El fallecimiento de Francisco pone ante los ojos un hecho: la prensa mundial ocupa sus portadas con la noticia de la muerte del Papa. Ningún otro líder religioso o moral, ni siquiera de comunidades muy numerosas en distintos continentes, alcanza a ser referencia global como lo es el Papa de Roma. Lo habíamos comprobado cuando fallecieron Benedicto XVI o Juan Pablo II, por mencionar a los más recientes, y lo vemos hoy. La Iglesia católica es una realidad tan singular que, más allá de cómo se intenta presentarla muchas veces, enfatizando sus aspectos más limitados u oscuros, que los hay, tiene una capacidad de impacto internacional que no deja de resultar inexplicable.
En el caso de Francisco, los medios aluden enseguida a los temas a los que el Papa dedicó sus esfuerzos, algunos de la mayor importancia. Por ejemplo su afán de que los denominados “bienes comunes” –la tierra, el mar, el aire– no se destruyan y podamos legarlos a las generaciones futuras. O la pasión con la que ha defendido a los más pobres, a los que emigran, dejando su tierra para buscar en otros lugares oportunidades de una vida mejor. Su voz realmente se dirigía a la ciudad y al orbe.
Quisiera subrayar, en este recuerdo a vuela pluma, cómo comenzó su pontificado. Acuñó una fórmula que ha hecho fortuna, cuando habló de un “cambio de época y no solo de una época de cambios”. El paso de los años ha confirmado el acierto de su diagnóstico. La transformación social que estamos viviendo tiene tal profundidad que se corresponde con la expresión del papa Bergoglio. La revolución impredecible que trae la convergencia NBIC (nanotecnología, biotecnología, tecnología de la información y ciencia cognitiva), la expansión de la “infosfera”, junto con los retos que la injusticia, la violencia y las guerras siguen planteando a todas las sociedades del planeta demuestran que el papa no exageraba.
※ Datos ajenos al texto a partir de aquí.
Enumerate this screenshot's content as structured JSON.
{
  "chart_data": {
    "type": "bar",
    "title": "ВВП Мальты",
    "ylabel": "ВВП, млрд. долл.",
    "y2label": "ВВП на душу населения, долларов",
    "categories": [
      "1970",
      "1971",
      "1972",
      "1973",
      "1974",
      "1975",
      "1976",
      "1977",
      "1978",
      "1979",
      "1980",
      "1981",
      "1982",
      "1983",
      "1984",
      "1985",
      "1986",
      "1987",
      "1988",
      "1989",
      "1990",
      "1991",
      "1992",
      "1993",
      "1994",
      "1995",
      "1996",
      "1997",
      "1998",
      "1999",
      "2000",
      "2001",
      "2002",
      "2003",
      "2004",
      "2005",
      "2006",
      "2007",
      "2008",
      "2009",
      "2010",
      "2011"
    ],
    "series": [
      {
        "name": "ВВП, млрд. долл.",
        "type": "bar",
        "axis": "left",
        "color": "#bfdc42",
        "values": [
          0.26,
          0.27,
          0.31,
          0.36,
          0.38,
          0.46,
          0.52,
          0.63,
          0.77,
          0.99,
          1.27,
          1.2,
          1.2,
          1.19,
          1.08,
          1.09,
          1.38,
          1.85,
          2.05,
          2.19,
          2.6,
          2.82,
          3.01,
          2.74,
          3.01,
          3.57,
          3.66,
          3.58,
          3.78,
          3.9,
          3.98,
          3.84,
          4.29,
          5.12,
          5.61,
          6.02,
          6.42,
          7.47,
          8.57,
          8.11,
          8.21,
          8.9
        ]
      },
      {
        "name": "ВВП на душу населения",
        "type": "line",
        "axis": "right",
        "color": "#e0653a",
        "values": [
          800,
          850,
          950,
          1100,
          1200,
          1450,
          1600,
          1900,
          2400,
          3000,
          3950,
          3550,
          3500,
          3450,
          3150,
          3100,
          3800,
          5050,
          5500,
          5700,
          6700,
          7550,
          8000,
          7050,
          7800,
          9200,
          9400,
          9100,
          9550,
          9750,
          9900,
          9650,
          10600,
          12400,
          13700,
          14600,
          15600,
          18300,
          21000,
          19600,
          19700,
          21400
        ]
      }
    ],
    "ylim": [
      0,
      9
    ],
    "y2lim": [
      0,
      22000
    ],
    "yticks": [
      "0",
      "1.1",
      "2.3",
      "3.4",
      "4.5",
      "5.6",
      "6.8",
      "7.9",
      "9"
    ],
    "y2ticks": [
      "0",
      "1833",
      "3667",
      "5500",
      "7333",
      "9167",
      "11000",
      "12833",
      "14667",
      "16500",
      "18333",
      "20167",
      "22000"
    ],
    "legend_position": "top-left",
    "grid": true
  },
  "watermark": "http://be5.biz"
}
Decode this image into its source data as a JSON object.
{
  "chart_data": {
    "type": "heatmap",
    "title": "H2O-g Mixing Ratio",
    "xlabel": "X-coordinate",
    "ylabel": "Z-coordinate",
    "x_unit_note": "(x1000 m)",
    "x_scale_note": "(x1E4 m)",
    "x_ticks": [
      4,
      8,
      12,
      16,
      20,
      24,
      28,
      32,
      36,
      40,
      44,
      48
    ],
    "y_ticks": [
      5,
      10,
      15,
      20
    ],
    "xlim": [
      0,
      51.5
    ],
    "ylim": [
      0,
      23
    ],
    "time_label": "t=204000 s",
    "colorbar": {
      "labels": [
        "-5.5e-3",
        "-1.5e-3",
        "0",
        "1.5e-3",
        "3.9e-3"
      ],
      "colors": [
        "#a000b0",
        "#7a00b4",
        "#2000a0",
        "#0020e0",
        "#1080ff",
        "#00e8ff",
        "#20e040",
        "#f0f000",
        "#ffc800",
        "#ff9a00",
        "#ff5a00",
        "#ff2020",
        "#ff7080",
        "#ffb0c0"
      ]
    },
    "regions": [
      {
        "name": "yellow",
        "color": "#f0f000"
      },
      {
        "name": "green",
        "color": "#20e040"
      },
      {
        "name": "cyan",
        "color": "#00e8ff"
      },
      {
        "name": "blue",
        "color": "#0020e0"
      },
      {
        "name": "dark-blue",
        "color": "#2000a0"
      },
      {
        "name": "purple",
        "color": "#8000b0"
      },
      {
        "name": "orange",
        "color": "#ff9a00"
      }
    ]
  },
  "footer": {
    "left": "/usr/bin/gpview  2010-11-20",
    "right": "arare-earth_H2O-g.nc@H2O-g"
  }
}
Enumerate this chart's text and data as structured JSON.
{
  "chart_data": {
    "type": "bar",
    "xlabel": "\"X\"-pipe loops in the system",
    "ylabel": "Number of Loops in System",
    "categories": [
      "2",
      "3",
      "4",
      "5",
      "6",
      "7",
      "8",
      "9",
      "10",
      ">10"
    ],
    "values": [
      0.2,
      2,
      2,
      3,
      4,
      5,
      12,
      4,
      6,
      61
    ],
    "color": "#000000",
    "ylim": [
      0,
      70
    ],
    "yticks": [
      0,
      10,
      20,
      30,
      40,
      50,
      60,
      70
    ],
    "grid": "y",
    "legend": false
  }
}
Pues bien, al identificar el cambio de época, Francisco no se convirtió en un profeta de calamidades. Ni se conformó con ofrecer soluciones parciales a cada uno de estos problemas, por inmensos que sean. Desde el principio, en la exhortación apostólica Evangelii Gaudium, indica una clave para afrontar la situación: “el anuncio se concentra en lo esencial, que es lo más bello, lo más grande, lo más atractivo y al mismo tiempo lo más necesario”: el encuentro con Cristo vivo y presente. Este mensaje ha acompañado su misión apostólica a lo largo de sus documentos y en sus gestos.
El punto de partida en sociedades tan complejas y plurales como las nuestras es un encuentro con Cristo que toca lo profundo de la persona –lo que la Sagrada Escritura llama el “corazón”. De este modo tan sencillo, que casi provoca escándalo, cada uno se transforma radicalmente hasta convertirse en una “criatura nueva”
Así nace el sujeto que, a título individual o asociado con otros, puede ofrecer un signo de esperanza para una vida mejor en todas sus facetas, por complicadas que aparezcan ante nuestros ojos. Ante la radical transformación social que llega, ese encuentro suscita seres humanos que adquieren las certezas elementales sobre su condición propia y su dignidad. Así están a la altura de los tiempos.
Nuestra humanidad herida y doliente –en todas las latitudes—, nuestra humanidad perpleja o pretenciosa –en muchas sociedades avanzadas—, carece a veces de respuesta para las preguntas acuciantes sobre el significado de una vida sometida a cambios tan profundos. El Papa nos invitaba a retomar el camino de nuestra humanidad para encontrar compañía y claridad en el encuentro con Cristo a través de la Iglesia. Quien lo hace experimenta una alegría, serena y pacificadora, propia de quien reconoce la dignidad de su vida. Está, por lo tanto, mejor dispuesto a transmitir la novedad, y se vuelve ocasión de encuentro para otros. Es lo que Francisco llama la “alegría del Evangelio”: la alegría que se mueve para construir, para servir a los demás en sus necesidades, sean las que sean.
Hoy, cuando nuestros corazones están tristes por la pérdida del Papa Francisco, acogemos de nuevo su invitación para volver a empezar desde lo esencial, desde este encuentro que nos devuelve la esperanza de una vida humana más humana y el deseo de comunicarla, hasta los confines de la tierra.